Ich selbst habe während des Krieges mein Haus als Privatlazarett kostenlos zur Ver­fügung gestellt, das immer paritätisch von Offi­zieren u. Mannschaften belegt war.
... erlaube ich mir, den Antrag zu stellen, zwei Zugehfrauen, die schon bisher bei mir gearbeitet haben, behalten zu dürfen.
Ergebenst Melitta Berolz­heimer"

Gutachten des Bürgermeisters von Untergrainau in Sachen Berolzhei­mer, Unter­grainau, wegen Beschäftigungarischer Angestellter (am 30.12.1935)
"... wohnt seit 30 Jahren in der Gemeinde ohne zu irgendwelchen Beanstandungen Anlass zu geben. Er be­tätigte sich niemals poli­tisch, verhielt sich immer ruhig und ist als Mitbürger von den Einwohnern Grainaus wegen seiner großzügigen Art ge­schätzt."

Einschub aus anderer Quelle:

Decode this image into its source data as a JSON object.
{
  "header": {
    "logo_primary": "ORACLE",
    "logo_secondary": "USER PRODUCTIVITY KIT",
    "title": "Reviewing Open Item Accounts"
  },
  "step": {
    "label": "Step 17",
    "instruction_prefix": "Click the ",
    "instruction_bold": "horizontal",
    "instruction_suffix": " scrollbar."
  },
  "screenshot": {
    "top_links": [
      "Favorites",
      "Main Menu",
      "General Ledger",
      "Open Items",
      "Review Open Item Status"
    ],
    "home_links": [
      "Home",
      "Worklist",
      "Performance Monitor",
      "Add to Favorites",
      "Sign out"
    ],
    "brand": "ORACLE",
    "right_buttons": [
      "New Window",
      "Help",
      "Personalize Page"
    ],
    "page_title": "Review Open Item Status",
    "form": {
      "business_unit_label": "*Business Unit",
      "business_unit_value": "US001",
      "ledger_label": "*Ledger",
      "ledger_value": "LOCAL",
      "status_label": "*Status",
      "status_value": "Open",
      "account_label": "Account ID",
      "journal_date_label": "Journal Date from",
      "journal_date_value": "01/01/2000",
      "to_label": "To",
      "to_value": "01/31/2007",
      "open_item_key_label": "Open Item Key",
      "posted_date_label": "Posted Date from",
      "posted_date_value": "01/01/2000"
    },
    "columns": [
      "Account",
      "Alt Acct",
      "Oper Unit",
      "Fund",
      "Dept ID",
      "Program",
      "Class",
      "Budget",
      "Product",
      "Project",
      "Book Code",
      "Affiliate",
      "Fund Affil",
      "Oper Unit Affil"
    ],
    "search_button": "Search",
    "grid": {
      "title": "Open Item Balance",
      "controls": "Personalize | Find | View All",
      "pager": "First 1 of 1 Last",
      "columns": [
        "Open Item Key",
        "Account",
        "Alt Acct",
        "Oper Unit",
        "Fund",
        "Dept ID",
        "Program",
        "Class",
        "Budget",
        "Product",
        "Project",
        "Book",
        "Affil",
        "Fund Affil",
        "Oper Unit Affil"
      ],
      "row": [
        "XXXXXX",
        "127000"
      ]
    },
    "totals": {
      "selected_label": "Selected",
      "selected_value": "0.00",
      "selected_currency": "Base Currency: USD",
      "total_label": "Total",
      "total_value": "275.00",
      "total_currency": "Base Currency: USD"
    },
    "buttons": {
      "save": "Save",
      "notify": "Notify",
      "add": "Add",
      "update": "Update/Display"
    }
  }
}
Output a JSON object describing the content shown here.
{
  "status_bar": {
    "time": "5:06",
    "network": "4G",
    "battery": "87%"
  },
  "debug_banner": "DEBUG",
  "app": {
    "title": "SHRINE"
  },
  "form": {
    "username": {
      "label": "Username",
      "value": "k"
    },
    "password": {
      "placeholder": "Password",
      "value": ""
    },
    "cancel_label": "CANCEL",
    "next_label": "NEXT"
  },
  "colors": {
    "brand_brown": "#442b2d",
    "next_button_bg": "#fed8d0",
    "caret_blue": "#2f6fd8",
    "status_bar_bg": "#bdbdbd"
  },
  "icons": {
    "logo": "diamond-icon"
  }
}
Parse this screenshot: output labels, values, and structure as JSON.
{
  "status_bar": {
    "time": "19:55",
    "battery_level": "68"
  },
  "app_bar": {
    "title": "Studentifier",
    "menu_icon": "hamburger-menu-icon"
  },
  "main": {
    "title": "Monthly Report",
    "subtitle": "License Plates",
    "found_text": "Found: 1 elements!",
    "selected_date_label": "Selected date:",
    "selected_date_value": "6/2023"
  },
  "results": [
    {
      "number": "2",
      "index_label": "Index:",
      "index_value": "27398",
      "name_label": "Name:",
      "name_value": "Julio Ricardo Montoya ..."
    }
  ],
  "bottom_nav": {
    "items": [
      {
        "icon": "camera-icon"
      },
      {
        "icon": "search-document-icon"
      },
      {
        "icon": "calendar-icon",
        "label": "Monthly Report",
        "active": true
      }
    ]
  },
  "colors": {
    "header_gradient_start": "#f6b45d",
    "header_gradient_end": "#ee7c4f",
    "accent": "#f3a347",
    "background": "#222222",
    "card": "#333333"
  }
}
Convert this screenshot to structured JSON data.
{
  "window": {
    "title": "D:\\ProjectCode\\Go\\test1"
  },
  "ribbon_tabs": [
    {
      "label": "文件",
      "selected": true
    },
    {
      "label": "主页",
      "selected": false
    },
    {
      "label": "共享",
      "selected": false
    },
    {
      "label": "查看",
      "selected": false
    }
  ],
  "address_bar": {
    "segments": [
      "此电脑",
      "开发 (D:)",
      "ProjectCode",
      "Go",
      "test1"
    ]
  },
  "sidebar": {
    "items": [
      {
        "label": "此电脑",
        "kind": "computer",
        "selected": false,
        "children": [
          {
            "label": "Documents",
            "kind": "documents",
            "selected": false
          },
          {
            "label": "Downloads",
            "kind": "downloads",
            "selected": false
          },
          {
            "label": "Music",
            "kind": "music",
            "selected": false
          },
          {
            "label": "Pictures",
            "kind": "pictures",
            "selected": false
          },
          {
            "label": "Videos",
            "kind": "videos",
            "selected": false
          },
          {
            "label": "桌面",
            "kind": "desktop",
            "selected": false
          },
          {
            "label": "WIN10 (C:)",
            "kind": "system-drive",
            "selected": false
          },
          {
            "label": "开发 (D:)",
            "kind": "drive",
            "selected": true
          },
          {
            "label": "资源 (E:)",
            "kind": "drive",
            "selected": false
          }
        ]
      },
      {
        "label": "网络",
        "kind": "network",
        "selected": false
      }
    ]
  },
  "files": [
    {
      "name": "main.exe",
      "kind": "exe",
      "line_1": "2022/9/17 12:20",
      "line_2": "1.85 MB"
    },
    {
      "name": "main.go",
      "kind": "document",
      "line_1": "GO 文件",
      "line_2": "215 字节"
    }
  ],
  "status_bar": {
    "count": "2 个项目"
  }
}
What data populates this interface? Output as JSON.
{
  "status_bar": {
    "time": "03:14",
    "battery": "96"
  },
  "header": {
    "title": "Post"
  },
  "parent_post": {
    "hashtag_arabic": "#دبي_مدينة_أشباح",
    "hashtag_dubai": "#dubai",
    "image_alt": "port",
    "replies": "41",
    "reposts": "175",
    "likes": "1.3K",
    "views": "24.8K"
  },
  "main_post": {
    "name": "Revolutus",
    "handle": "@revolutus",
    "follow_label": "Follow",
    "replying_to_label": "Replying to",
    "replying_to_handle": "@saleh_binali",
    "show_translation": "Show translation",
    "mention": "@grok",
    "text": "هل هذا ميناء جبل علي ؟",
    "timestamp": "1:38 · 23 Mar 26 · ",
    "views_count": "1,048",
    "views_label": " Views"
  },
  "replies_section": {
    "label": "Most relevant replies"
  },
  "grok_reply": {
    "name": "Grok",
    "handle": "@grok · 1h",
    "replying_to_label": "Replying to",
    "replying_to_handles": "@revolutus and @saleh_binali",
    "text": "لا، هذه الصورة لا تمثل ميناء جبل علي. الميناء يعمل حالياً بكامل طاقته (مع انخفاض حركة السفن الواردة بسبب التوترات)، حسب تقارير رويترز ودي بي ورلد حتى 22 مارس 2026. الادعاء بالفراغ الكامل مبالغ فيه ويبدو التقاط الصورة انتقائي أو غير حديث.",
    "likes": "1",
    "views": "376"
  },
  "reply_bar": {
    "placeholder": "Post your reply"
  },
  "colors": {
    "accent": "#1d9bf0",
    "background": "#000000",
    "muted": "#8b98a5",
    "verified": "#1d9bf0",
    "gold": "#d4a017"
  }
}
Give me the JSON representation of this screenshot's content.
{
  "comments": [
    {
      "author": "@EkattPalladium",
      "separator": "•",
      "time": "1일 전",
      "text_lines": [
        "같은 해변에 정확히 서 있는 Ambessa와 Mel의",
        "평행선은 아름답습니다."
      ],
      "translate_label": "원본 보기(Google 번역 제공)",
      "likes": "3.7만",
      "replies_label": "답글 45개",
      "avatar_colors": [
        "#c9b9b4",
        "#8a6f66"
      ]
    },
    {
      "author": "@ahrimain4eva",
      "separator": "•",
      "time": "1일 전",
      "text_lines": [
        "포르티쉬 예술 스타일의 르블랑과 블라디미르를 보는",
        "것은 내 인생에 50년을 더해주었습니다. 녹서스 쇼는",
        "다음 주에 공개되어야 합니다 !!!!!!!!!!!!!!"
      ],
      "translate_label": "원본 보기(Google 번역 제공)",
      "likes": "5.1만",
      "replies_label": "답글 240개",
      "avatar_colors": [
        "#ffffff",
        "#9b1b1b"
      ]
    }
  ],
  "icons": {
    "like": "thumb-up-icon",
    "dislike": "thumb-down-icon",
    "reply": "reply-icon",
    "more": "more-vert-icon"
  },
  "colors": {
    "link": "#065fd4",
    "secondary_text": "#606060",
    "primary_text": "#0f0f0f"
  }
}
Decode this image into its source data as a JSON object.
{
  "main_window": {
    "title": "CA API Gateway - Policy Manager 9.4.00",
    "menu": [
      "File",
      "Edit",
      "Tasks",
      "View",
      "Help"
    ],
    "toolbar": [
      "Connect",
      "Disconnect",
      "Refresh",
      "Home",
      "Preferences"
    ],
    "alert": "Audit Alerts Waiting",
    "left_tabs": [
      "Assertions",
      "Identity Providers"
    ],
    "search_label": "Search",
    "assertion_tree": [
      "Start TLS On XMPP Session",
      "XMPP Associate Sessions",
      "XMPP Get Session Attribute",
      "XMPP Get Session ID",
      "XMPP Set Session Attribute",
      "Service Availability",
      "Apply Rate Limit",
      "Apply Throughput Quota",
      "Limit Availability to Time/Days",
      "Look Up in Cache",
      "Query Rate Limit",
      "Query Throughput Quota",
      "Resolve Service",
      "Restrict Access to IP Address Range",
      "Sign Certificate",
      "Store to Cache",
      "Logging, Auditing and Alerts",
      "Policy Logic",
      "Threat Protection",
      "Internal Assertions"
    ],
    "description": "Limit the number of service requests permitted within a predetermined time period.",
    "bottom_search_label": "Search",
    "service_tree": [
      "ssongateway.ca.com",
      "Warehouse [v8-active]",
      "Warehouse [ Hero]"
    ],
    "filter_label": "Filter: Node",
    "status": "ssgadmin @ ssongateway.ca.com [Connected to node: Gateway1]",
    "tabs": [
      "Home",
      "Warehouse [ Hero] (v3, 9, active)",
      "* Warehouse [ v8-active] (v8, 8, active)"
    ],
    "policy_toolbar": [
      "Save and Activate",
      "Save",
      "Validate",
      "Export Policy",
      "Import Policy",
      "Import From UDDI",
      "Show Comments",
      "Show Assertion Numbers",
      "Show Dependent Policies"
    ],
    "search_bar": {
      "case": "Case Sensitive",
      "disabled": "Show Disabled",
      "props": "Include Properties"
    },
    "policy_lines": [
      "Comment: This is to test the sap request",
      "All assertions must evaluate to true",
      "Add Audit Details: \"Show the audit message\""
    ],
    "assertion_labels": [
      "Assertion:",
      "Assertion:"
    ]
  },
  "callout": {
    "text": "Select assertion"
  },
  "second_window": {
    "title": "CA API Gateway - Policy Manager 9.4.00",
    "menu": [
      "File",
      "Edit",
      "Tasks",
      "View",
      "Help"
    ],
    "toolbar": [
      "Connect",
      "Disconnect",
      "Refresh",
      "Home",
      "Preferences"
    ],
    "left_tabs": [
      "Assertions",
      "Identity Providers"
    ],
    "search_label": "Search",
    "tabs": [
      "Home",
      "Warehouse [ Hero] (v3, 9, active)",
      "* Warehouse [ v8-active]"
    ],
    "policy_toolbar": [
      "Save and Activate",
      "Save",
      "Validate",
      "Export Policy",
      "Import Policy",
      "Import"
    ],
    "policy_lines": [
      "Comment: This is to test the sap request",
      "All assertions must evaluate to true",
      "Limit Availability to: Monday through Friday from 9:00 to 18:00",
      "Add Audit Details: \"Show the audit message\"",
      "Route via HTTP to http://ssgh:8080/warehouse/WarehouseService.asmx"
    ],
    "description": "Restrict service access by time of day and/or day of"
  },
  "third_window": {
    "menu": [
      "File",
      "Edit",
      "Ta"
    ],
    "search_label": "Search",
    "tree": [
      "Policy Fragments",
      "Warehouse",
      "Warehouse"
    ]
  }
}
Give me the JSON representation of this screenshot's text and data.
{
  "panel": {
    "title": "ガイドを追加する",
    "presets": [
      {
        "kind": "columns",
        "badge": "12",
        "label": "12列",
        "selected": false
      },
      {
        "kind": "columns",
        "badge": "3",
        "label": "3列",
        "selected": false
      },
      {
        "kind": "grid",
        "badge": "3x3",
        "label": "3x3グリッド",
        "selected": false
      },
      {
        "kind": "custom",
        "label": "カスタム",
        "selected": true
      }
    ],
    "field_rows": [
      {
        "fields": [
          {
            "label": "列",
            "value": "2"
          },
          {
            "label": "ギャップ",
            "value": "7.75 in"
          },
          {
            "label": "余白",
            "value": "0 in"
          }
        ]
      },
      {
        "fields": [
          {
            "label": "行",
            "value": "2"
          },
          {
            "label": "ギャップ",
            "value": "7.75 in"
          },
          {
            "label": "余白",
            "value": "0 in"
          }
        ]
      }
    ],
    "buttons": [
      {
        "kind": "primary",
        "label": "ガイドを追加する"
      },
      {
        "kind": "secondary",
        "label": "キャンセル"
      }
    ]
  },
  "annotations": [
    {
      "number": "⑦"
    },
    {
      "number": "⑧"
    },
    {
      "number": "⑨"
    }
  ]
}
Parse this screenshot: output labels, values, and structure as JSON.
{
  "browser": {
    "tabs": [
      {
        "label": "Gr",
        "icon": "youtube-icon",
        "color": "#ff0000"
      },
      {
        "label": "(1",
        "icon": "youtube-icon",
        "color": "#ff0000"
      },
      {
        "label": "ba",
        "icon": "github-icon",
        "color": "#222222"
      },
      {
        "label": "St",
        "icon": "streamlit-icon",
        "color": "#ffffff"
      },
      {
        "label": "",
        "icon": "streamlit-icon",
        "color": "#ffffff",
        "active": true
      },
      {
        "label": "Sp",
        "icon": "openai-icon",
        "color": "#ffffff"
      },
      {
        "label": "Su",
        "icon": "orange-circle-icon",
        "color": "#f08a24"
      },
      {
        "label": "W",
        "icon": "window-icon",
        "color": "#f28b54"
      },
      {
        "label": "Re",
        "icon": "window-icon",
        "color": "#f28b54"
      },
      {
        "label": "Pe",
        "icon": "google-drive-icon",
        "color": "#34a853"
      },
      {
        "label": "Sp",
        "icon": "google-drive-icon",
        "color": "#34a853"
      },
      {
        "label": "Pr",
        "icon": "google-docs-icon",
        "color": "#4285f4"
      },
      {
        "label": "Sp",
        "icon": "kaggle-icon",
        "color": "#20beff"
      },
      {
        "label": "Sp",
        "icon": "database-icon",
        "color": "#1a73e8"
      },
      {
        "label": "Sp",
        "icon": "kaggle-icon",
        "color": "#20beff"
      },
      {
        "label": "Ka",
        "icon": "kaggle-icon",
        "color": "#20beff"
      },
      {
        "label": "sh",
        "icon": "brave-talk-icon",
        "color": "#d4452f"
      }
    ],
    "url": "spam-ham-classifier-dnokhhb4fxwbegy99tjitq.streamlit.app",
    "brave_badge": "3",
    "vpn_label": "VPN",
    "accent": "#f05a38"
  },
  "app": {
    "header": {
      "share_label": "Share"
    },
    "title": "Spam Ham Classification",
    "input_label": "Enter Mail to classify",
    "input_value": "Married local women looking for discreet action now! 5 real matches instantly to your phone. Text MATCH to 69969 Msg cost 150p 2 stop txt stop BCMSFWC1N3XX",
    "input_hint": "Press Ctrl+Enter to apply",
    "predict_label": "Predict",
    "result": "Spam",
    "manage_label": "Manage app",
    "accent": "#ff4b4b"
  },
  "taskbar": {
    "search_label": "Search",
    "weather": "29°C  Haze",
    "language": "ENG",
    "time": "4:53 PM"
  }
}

Bezirksamt Garmisch-Partenkirchen an das Sonderbüro für Befreiung vom §3 des Blutschutzgesetzes im Reichsministerium des Innern, Berlin (am 2.1.1936)
"... erscheint eine Gefährdung deutschen Blutes ausgeschlossen. Nach dem Bericht des Bürgermeisters von Untergrainau war die jüdi­sche Familie in staatspolitischer und sittlicher Hinsicht nie zu beanstanden ... befürwortet..." (Dr. Wiesend, Landrat)

Reichsministerium des Innern an Bezirksamt Garmisch-Partenkirchen (am 9.1.1936)
"Dem Antrag des Berolzheimer auf Weiterbeschäftigung der Maria S. ist nicht ent­sprochen worden."

Bezirksamt Garmisch-Partenkirchen an Frau Melitta Berolzheimer (am 12.2.1936)
"... wird Ihnen mitgeteilt, daß nach den gepflogenen Erhebungen... auch die Weiter­beschäftigung der Marie L. unstatthaft ist." (Dr. Wiesend, Landrat)

 

Betty Braun, Garmisch

Schutzpolizei Garmisch-Partenkirchen an Bezirksamt Garmisch-Par­tenkirchen (am 28.1.1936)
"Im Haushalt der Jüdin Betty Braun hält sich zu den Hauptmahlzei­ten auch der verhei­ratete Sohn Gustav Braun geb. 13.9.1901, stän­dig auf."

Reichsministerium des Innern an Bezirksamt Garmisch-Partenkirchen (o.D.)
"Solange der Jude Gustav Braun in Garmisch-Partenkirchen im Haus­halt seiner Mut­ter die Hauptmahlzeiten einnimmt, ist er als zur Hausgemeinschaft gehörend anzuse­hen. Der Haushalt ist daher jü­disch. Die Beschäftigung einer deutschblütigen weibli­chen Person unter 45 Jahren ist daher im vorliegenden Falle unzulässig.  Dr. Knost"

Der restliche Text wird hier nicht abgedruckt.